U.S. BioEnergy, VeraSun Energy, AgStar Financial and, now, Guardian Energy. Officials in Janesville and Waseca have learned to be doubtful, and they weren’t sure what to think of the new group they’d never head of.
The announcement of the pending purchase of the mothballed plant didn’t provide much detail.
“Guardian Energy is a wholly owned subsidiary of Guardian Eagle Investments, formed to own and operate this ethanol facility in Janesville,” the press release stated, adding that it was headquartered in Shakopee and owned by a group of nine existing ethanol plants.
Randall Doyal expects Waseca County, as it learns more about what Guardian Energy is and isn’t, will become increasingly comfortable with the latest owners.
“All of us have been doing this for a while,” Doyal said of the locally owned ethanol plants that pooled their resources to create Guardian Eagle Investments. “We’re not Johnny-come-latelies. We’re not sexy Wall Street bankers — if there is such a thing.”
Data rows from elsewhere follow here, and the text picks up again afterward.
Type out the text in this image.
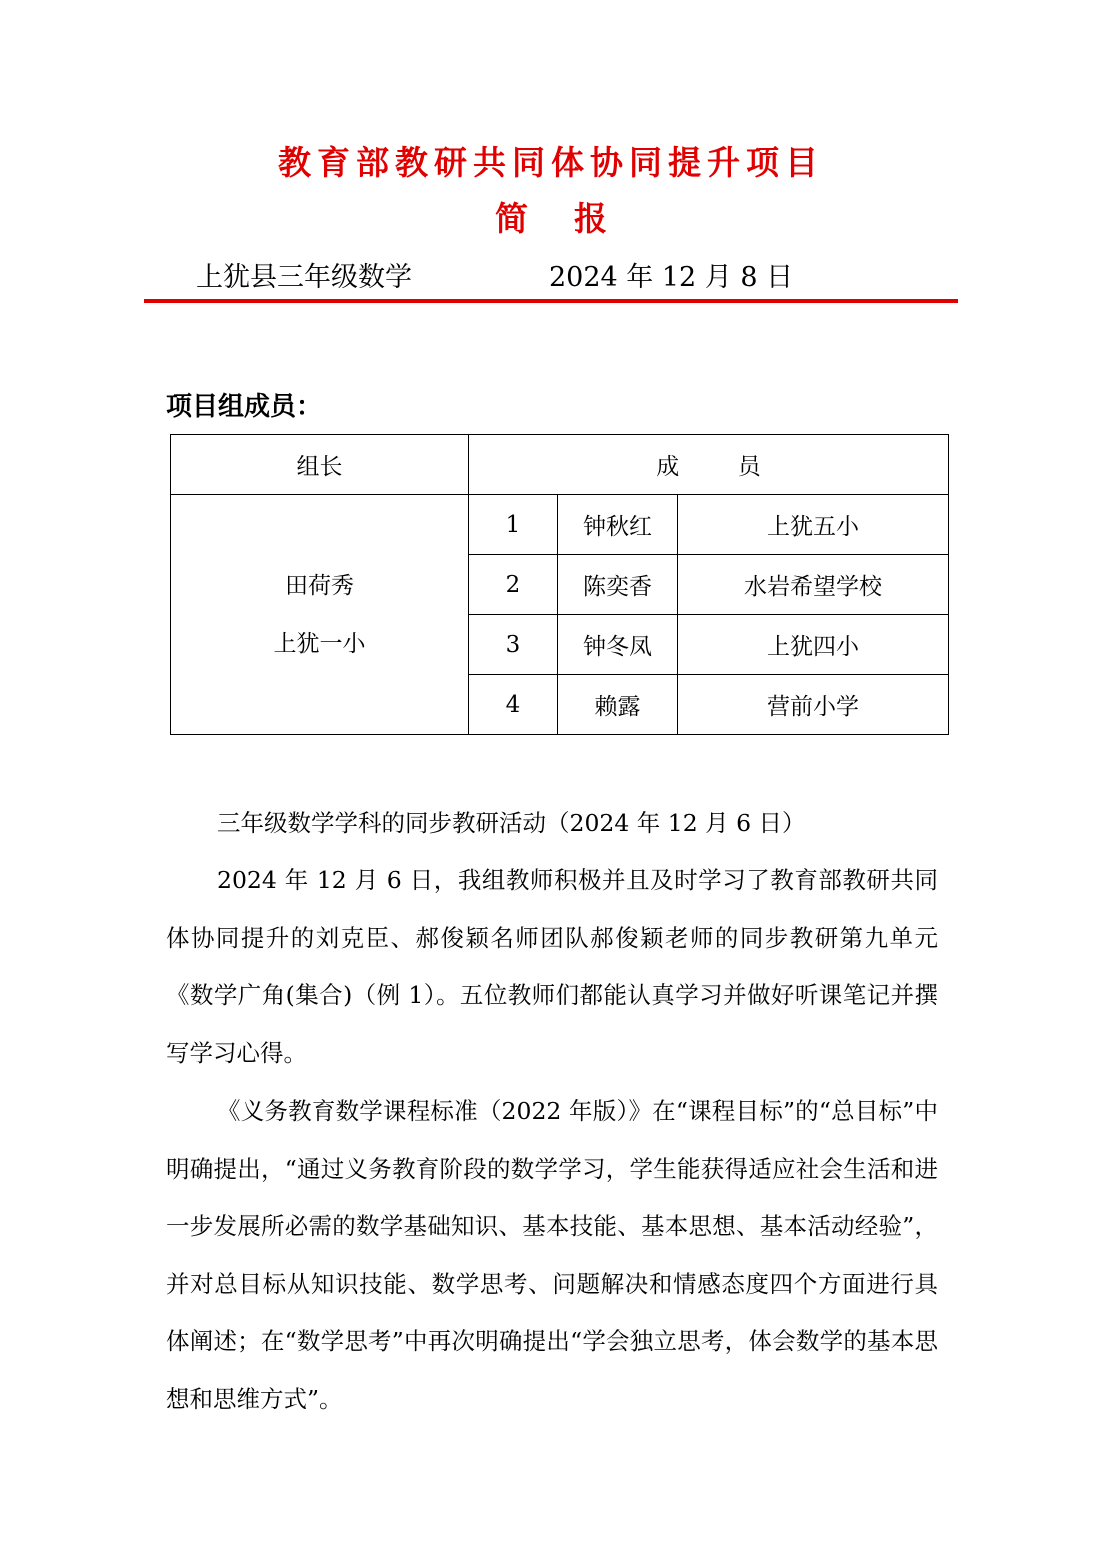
教育部教研共同体协同提升项目
简 报
上犹县三年级数学	2024 年 12 月 8 日
项目组成员：
组长	成        员		

田荷秀
上犹一小	1	钟秋红	上犹五小
	2	陈奕香	水岩希望学校
	3	钟冬凤	上犹四小
	4	赖露	营前小学
三年级数学学科的同步教研活动（2024 年 12 月 6 日）
2024 年 12 月 6 日，我组教师积极并且及时学习了教育部教研共同体协同提升的刘克臣、郝俊颖名师团队郝俊颖老师的同步教研第九单元《数学广角(集合)（例 1）。五位教师们都能认真学习并做好听课笔记并撰写学习心得。
《义务教育数学课程标准（2022 年版）》在“课程目标”的“总目标”中明确提出，“通过义务教育阶段的数学学习，学生能获得适应社会生活和进一步发展所必需的数学基础知识、基本技能、基本思想、基本活动经验”，并对总目标从知识技能、数学思考、问题解决和情感态度四个方面进行具体阐述；在“数学思考”中再次明确提出“学会独立思考，体会数学的基本思想和思维方式”。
The Janesville plant will be owned, assuming the sale closes next month, by the owners of six ethanol plants in Minnesota — Claremont (where Doyal is CEO), Winthrop, Winnebago, Benson, Little Falls and Buffalo Lake — and three others in Mason City, Iowa; Malta Bend, Mo.; and Minden, Neb.
The plants first began working together through an ethanol marketing effort, attempting to combine their resources to boost their clout when selling ethanol and related byproducts. That organization — Renewable Products Marketing Group — is now the third largest ethanol marketer in the country.
The idea of purchasing a large facility such as the 110-million-gallon Janesville plant came only after AgStar Financial Services suggested they consider it, Doyal said.
“We’ve been looking at what’s been happening in the ethanol industry — the rush to over-capacity and the dance to Wall Street that was a flop,” he said. “... We like what happens when ownership stays local.”
They also like what happens when plants are owned by people with extensive experience in producing ethanol, and they expect Janesville will, too.
“We have gray hair,” Doyal promised, adding that be doesn’t begrudge any skepticism Waseca County residents have developed in association with the Janesville plant.
“I don’t blame ’em,” he said. “If I was sitting in Janesville, I’d want to see the thing run for a year and make some money.”